William Hamilton

A breath of divine thought

All credit goes to God. All failures go to us. Such a ledger seems religiously self-serving and forced. What’s more, it frankly feels inaccurate. You unloaded that truck. Your toil and practice earned the outcome you deserved. So why do wilderness wanderings consistently credit God with successes and the people with failures?

Turns out that tucked inside this formulaic mindset are a couple of essential life-tools that can make you better company with yourself and with others.

Rabbi Jonathan Sacks has noted that the real battle most of us face in life is ‘in here’ rather than ‘out there.’ If we can be victorious against destructive and dysfunctional drives, then we can withstand all manner of threats from external enemies. So when Scripture has us own our failures, it’s not trying to beat us up. Rather it wants to train us in the restraints and responsibilities that free thinking and free being require.

What’s fascinating is that the same chapters in this week’s portion of Torah which thrust accountability to the forefront, with the denial of Moses’s entry into the land, also parade before us encounters with events that are totally out of our control.
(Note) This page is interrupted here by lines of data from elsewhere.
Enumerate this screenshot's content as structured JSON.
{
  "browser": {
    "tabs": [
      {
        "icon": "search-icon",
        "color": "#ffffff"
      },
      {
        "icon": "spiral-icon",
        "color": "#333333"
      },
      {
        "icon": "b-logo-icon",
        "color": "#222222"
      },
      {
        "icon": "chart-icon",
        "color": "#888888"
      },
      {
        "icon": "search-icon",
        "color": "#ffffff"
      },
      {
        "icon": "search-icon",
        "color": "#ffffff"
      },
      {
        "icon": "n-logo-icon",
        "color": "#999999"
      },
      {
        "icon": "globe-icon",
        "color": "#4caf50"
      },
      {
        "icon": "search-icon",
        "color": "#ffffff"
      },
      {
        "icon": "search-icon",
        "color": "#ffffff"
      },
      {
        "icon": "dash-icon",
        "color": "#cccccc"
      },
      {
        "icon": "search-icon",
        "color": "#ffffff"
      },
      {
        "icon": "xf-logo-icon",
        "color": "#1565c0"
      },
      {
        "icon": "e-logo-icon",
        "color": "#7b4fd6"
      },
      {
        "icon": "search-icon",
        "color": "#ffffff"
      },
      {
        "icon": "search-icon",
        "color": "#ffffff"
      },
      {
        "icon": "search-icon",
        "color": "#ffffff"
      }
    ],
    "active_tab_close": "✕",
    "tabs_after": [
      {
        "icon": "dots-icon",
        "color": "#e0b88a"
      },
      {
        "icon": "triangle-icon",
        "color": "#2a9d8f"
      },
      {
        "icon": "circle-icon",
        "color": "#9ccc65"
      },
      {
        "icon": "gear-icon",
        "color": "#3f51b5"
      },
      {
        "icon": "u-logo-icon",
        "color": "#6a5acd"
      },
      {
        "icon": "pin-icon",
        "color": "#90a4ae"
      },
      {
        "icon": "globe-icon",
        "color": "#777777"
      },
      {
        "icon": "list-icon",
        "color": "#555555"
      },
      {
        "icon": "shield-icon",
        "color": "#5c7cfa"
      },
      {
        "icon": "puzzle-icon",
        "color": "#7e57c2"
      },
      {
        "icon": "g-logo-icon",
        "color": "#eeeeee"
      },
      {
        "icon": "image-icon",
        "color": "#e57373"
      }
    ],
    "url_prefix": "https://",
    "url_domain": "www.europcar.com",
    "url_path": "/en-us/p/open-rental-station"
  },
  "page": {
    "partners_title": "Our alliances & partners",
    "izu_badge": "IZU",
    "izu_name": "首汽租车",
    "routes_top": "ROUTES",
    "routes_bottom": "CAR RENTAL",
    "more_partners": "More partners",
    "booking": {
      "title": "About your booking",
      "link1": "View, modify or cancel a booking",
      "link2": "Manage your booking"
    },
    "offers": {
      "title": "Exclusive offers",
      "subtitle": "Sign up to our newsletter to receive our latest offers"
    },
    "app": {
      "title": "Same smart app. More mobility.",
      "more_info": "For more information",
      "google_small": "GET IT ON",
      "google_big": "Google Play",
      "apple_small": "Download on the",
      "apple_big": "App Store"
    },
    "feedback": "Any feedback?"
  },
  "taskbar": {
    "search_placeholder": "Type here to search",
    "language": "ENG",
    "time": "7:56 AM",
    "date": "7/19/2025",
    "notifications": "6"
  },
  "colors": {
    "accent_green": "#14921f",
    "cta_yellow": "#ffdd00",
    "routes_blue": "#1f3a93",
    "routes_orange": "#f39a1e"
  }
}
We don’t get to decide whether the Edomites and the Amorites will permit us to pass peacefully through their territory. Both times they violently rebuff our peace-seeking overtures (Num. 20:18, 21:23).  So even though mastery of internal conflict is key, external forces still make rude and recurring visits more often than we’d like.

Essential in both battles is our active posture. We are not passive recipients, mere victims of tragic events over which we have no agency. Quite the opposite. We decide how the story goes by our response.

And when you don’t like how it seems to be ending, you act to turn it into the middle of the story by giving it a different ending.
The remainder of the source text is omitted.